MAS publishes an Information Paper on Strengthening AML/CFT Practices for External Asset Managers

August 2022

On 24 August 2022, the Monetary Authority of Singapore (“MAS”) published an Information Paper on Strengthening AML/CFT Practices for External Asset Managers (“Information Paper”). The Information Paper follows from a series of anti-money laundering and countering the financing of terrorism (“AML/CFT”) thematic inspections and engagements conducted by MAS on selected external asset managers (“EAMs”). This is also in line with the MAS’ enforcement priorities of pursuing strong enforcement actions against financial institutions for serious lapses in AML/CFT systems and controls.

In the context of the Information Paper, the MAS has generally identified EAMs to be fund management companies that manage the assets of high net worth customers that are custodised with private banks on an advisory or discretionary basis, and/or manage funds that are sold to high net worth customers.

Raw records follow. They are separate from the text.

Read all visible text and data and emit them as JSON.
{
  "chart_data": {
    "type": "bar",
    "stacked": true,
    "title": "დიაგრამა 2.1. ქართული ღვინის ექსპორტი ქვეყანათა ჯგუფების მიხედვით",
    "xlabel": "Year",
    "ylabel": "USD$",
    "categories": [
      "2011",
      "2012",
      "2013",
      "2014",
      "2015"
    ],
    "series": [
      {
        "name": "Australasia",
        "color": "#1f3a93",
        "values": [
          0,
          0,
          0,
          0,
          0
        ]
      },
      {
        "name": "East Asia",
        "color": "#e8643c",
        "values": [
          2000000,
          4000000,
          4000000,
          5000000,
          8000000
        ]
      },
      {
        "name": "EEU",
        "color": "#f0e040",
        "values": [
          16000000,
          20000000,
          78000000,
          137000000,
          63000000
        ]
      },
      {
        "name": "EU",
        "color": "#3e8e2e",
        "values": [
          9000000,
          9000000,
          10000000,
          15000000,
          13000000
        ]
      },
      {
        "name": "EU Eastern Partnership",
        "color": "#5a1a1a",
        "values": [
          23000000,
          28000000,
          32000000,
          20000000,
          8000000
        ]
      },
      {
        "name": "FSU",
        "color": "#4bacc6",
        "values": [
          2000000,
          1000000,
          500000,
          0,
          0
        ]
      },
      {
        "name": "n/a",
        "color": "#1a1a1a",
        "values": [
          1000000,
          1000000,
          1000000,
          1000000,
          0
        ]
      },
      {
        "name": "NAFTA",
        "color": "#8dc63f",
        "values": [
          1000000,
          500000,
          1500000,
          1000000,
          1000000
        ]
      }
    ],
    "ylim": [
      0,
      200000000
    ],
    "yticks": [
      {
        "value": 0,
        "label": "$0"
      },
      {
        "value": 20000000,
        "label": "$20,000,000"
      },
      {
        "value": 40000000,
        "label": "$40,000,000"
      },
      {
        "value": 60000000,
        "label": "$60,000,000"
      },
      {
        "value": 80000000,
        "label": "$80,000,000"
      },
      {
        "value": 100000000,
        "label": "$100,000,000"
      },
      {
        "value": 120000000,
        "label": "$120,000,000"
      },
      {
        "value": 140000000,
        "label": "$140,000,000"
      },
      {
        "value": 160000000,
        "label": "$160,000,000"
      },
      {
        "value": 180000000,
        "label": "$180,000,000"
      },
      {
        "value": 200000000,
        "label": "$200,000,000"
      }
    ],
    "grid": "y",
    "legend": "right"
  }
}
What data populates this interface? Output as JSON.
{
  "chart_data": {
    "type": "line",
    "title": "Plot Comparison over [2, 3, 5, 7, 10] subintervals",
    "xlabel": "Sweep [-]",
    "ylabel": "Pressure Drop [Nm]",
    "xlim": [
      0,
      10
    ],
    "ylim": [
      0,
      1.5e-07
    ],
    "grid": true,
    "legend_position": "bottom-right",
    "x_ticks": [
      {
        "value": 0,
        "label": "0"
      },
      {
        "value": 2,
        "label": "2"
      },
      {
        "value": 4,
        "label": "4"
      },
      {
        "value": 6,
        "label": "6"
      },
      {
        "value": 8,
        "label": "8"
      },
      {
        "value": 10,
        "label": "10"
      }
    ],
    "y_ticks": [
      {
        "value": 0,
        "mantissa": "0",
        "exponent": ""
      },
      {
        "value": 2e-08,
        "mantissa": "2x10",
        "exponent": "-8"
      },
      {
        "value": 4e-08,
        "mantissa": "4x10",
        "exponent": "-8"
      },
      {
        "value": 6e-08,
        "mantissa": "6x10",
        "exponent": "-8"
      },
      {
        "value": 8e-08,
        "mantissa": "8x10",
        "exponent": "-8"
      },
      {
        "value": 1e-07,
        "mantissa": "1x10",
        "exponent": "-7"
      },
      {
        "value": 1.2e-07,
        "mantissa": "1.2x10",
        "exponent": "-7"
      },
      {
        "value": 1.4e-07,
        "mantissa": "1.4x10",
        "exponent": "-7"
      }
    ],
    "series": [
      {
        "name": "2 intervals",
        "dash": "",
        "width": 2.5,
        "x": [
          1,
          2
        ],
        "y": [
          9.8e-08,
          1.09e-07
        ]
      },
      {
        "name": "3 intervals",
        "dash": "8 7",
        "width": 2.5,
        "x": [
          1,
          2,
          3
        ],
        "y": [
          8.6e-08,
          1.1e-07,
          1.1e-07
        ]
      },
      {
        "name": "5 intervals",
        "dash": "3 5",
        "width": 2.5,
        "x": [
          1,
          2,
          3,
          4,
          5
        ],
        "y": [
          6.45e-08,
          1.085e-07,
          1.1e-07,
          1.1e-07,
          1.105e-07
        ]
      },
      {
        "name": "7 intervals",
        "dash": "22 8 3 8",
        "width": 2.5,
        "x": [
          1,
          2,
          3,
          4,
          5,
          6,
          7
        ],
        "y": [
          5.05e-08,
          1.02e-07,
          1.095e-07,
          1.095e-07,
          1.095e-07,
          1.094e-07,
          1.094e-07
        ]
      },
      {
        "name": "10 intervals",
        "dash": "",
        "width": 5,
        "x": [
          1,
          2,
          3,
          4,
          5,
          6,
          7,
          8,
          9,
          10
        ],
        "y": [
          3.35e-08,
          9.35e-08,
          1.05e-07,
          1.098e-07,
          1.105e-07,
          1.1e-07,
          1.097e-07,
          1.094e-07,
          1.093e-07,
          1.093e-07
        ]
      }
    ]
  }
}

The Information Paper sets out MAS’ general supervisory expectations, general practices, good practices and areas of weaknesses observed from its thematic inspections, and key takeaways in relation to the areas of:

  • Governance – in particular the role and responsibility of the board and senior management in maintaining good governance and sound AML/CFT risk management frameworks and controls;
  • Enterprise-wide Risk Assessments (“EWRA”) – in particular on conducting adequate and robust EWRAs, as well as monitoring and periodically reviewing/updating the EAM’s EWRA;
  • Customer risk assessment – in particular on considering relevant risk factors to identify, assess and understand the money-laundering and terrorism financing risks posed by a customer, and to apply the appropriate level of customer due diligence (“CDD”) and ongoing monitoring measures;
  • CDD measures conducted on customers – in particular on ensuring that CDD measures are conducted thoroughly and in a timely manner, conducting effective transaction monitoring based on a sound transaction monitoring framework, and conducting periodic reviews of business relations with the EAM’s customers with the appropriate follow up measures;
  • Enhanced CDD – in particular on identifying customers with a higher ML/TF risk, and conducting appropriate enhanced CDD measures and monitoring; and
  • Suspicious transaction reporting – in particular on identifying suspicious transactions, ensuring that suspicious transaction reports are filed in a timely manner, and conducting appropriate risk mitigation measures.

EAMs are thus expected to review their AML/CFT frameworks and controls against these expectations, and identify and implement the appropriate remediation measures where gaps are observed. In addition, as the takeaways are also applicable to other fund management business models, the Information Paper also serves as useful guidance for all fund management companies in general.